= Unring the bell =

Legal analogy

In law, unring the bell is an analogy used to suggest the difficulty of forgetting information once it is known. When discussing jury trials, the phrase is sometimes used to describe the judge's instructions to the jury to ignore inadmissible evidence or statements they have heard. It may also be used if inadmissible evidence has been brought before a jury and the judge subsequently declares a mistrial.

Commenting on Court TV about the pre-trial release of nearly 200 pages of documents from a hearing on the sexual activities of the accuser in the Kobe Bryant sexual assault case, jury consultant Idgi D'Andrea said, "It's really hard to unring the bell, once that bell has been rung, and ask people to forget what they've heard." In a more recent case, judge Reggie Walton said that he could not "unring the bell" when he declared a mistrial in the Roger Clemens perjury trial.

==In Oregon v. Rader==
One of the earliest reported legal references to unringing a bell can be found in the Oregon Supreme Court case State v. Rader, 62 Ore. 37; 124 P. 195, argued on May 9, 1912, and decided on May 28, 1912.
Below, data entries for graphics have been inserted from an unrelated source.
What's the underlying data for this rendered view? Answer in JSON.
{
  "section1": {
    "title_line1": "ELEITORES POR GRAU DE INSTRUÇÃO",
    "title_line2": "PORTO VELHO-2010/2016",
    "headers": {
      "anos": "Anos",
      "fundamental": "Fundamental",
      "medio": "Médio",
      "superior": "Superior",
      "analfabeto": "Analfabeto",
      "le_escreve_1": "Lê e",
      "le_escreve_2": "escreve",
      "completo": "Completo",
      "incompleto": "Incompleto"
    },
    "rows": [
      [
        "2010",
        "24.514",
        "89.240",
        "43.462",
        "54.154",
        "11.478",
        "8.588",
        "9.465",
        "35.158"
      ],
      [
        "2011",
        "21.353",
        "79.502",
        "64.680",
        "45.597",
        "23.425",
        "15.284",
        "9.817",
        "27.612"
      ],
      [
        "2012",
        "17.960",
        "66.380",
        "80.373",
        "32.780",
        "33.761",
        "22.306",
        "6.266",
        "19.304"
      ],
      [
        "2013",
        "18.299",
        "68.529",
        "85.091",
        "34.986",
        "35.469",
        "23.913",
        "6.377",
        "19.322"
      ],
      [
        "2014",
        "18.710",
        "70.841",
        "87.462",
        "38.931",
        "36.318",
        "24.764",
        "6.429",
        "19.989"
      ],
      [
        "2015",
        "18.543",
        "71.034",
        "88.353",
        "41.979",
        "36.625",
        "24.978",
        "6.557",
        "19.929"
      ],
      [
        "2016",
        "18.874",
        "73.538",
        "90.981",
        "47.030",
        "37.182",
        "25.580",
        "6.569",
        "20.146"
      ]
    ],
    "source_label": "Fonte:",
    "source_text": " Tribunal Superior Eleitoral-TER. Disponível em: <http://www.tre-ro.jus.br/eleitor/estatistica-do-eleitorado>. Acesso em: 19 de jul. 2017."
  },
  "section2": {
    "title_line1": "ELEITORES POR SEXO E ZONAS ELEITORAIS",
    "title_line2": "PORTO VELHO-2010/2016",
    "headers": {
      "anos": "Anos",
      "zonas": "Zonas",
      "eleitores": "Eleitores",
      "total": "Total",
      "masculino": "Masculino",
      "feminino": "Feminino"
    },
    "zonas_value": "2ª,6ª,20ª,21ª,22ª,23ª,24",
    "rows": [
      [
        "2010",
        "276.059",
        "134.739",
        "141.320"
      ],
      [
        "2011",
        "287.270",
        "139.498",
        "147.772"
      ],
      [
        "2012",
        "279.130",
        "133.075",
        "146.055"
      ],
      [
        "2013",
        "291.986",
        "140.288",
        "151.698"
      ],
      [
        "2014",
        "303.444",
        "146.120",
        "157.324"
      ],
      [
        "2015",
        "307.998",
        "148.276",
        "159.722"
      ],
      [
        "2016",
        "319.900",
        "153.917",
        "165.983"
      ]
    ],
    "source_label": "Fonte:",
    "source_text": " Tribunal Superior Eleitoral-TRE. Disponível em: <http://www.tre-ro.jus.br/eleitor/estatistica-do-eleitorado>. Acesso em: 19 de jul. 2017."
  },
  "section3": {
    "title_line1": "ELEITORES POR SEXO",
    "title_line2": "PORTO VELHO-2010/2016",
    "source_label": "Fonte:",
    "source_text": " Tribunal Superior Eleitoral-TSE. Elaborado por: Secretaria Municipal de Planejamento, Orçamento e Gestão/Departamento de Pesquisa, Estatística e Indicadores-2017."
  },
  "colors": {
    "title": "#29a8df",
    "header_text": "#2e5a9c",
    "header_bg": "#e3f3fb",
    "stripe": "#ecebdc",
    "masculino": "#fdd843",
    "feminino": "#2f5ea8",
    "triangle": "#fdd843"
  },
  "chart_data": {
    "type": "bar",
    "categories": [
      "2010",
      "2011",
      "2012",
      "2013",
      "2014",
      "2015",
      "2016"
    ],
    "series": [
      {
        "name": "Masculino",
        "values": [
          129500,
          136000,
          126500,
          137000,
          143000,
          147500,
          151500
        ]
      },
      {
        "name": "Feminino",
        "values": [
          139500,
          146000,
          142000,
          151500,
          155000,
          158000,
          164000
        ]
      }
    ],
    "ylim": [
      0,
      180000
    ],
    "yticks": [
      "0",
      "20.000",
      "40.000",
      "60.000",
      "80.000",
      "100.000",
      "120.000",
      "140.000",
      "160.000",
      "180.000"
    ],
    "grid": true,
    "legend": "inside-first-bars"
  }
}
In that case, the defendant, Frederick Rader, indicted as Fritz Rader, was tried and convicted of the crime of arson for allegedly burning two haystacks. The prosecution's theory was that Rader did so in retaliation for the victim reporting another crime (that Rader had cut off the tail of one of the victim's cows). At trial, the victim was permitted to testify concerning Rader's alleged tail-cutting. The court ruled that improper testimony had been admitted and it constituted a reversible error. Chief Justice McBride noted (at p. 40):

While in some cases an express instruction to the jury to disregard testimony injuriously admitted is properly held to cure the error, the courts are cautious in the application of this rule. It is not an easy task to unring a bell, nor to remove from the mind an impression once firmly imprinted there, and the withdrawal of the testimony should be so emphatic as to leave no doubt in the mind of the juror as to the unequivocal repudiation by the court of the erroneously admitted matter, and even then, in a case where the testimony is evenly balanced or contradictory, courts hesitate to sanction such withdrawal, though it seems necessary to permit this course in some instances.

==In USA v Lowis==
The phrase also appears several times in the ruling of the United States Court of Appeals for the Seventh Circuit in the case USA v Lowis, 174 F.3d 881, 885 (7th Cir. 1999). Gary Lowis was arrested for possession of amphetamine and marijuana. Between that arrest and the subsequent trial, he was arrested a second time on similar charges. Before the trial in the United States District Court on the first arrest, the judge granted a defense motion to exclude evidence of the second arrest. However, during testimony, a police witness quoted a statement made by Lowis after the second arrest. The judge later instructed the jury to disregard that portion of the evidence.

Lowis appealed his subsequent conviction, arguing, among other things, that the statements were so prejudicial to him that despite the judge's best efforts in instructing the jury to disregard that evidence, as a practical matter it was impossible to "unring the bell". Addressing the evidence admitted in error, the appeals court wrote that that evidence was "not a very loud bell" and the judge's instructions to the jury were adequate to "unring" it. Lowis' conviction was upheld.

In its ruling in USA v Lowis, the appeals court provided some background and mentioned a few other phrases (citations removed):

"Unring the bell" is a good analogy which can save a lot of words in making the point. That phrase originated, as far as we can find, in Sandez v. United States [1956], and was elaborated on in Dunn v. United States, which added other pertinent analogies. "After the thrust of the saber it is difficult to forget the wound," was another, and then the most colorful one of all, "If you throw a skunk into the jury box, you can't instruct the jury not to smell it." In the present case there was no skunk thrown in the jury box. As also mentioned in Dunn, "Trials are rarely, if ever, perfect, but gross imperfections should not go unnoticed." We find no gross imperfections which would overpower the district court's instruction to the jury to disregard Lowis' statement.